Sweet Honey Baby

 一度、犬みたいな男だと思うと、一也が何から何まで犬的な奴に思えて来て、なんだか戸惑ってしまう。


 現在春休み中のあたしは、ほとんど邸から出ることもできずに花嫁修業三昧。


 一也の方も、知らないうちに卒業式も終え、冬休みに突入したようで、邸にいることが多くなった。


 しっかし、こいつの両親ってどうなってんの?


 あたしも彼是2か月近くこのお邸に居候してるけど、顔を見せないどころか、その影さえない。

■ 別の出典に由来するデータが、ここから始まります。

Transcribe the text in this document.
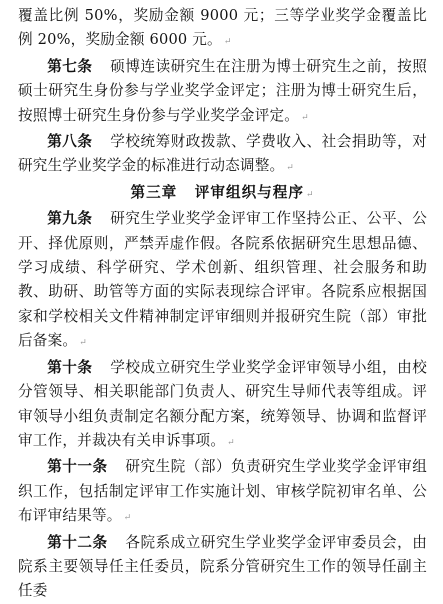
覆盖比例 50%，奖励金额 9000 元；三等学业奖学金覆盖比例 20%，奖励金额 6000 元。 ↵

第七条 硕博连读研究生在注册为博士研究生之前，按照硕士研究生身份参与学业奖学金评定；注册为博士研究生后，按照博士研究生身份参与学业奖学金评定。 ↵

第八条 学校统筹财政拨款、学费收入、社会捐助等，对研究生学业奖学金的标准进行动态调整。 ↵

第三章 评审组织与程序 ↵

第九条 研究生学业奖学金评审工作坚持公正、公平、公开、择优原则，严禁弄虚作假。各院系依据研究生思想品德、学习成绩、科学研究、学术创新、组织管理、社会服务和助教、助研、助管等方面的实际表现综合评审。各院系应根据国家和学校相关文件精神制定评审细则并报研究生院（部）审批后备案。 ↵

第十条 学校成立研究生学业奖学金评审领导小组，由校分管领导、相关职能部门负责人、研究生导师代表等组成。评审领导小组负责制定名额分配方案，统筹领导、协调和监督评审工作，并裁决有关申诉事项。 ↵

第十一条 研究生院（部）负责研究生学业奖学金评审组织工作，包括制定评审工作实施计划、审核学院初审名单、公布评审结果等。 ↵

第十二条 各院系成立研究生学业奖学金评审委员会，由院系主要领导任主任委员，院系分管研究生工作的领导任副主任委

 もちろん、こうやってデカイお邸を維持してるくらいだから、子供が知らぬところであくせく働いているのかもしれないけど、それにしたってねぇ。


 子供の高校の卒業式くらい顔だそうよ?


 それともあたしの知らないところで、会ったりしてるのかな?


 そのわりには一也の態度はいつも平常運転で、毎日の生活に変わったことがあったようには思えなかった。


 けっこう最近雑談とかするもんね。


 久しぶりに親と顔を合わせたら、それくらいの話題でそうなもんだけど。


 ととと、そうそう、貴重なあたしのお昼寝時間。


 なぜか、最近語学の授業を終えると、こうやって一也に待ち伏せされていることがほとんどだった。




 「…バイク磨く間、暇だからお前、なんか喋ってBGMにでもなってろ」

 「いや、暇って、バイク磨くのに集中してたらそんなんあっという間でしょ、普通」




 使用人なんかが一杯いていくらでも手があるのに、自分で磨いているくらいなんだから好きでやっているんだろうに、いったいどういう言い草なんだろう。




 「あたしの貴重な昼寝時間だし、話し相手がいなくて寂しいなら友達でも呼べばいいじゃん」

 「…バイク磨くだけなのに、フツーダチなんか呼ぶかよ」




 まあ、それもそうだ。




 「じゃあ、音楽でも聞きながらやれば?」




 こいつの我儘を聞くのも婚約者のお役目の一つだっていうのかもしれなかったけれど、小さな子供じゃないんだからどう考えてもそこまで拘束されるいわれはない。


 立ちふさがるデカい体を回り込んで、あたしはさっさとその場を立ち去り…かけた。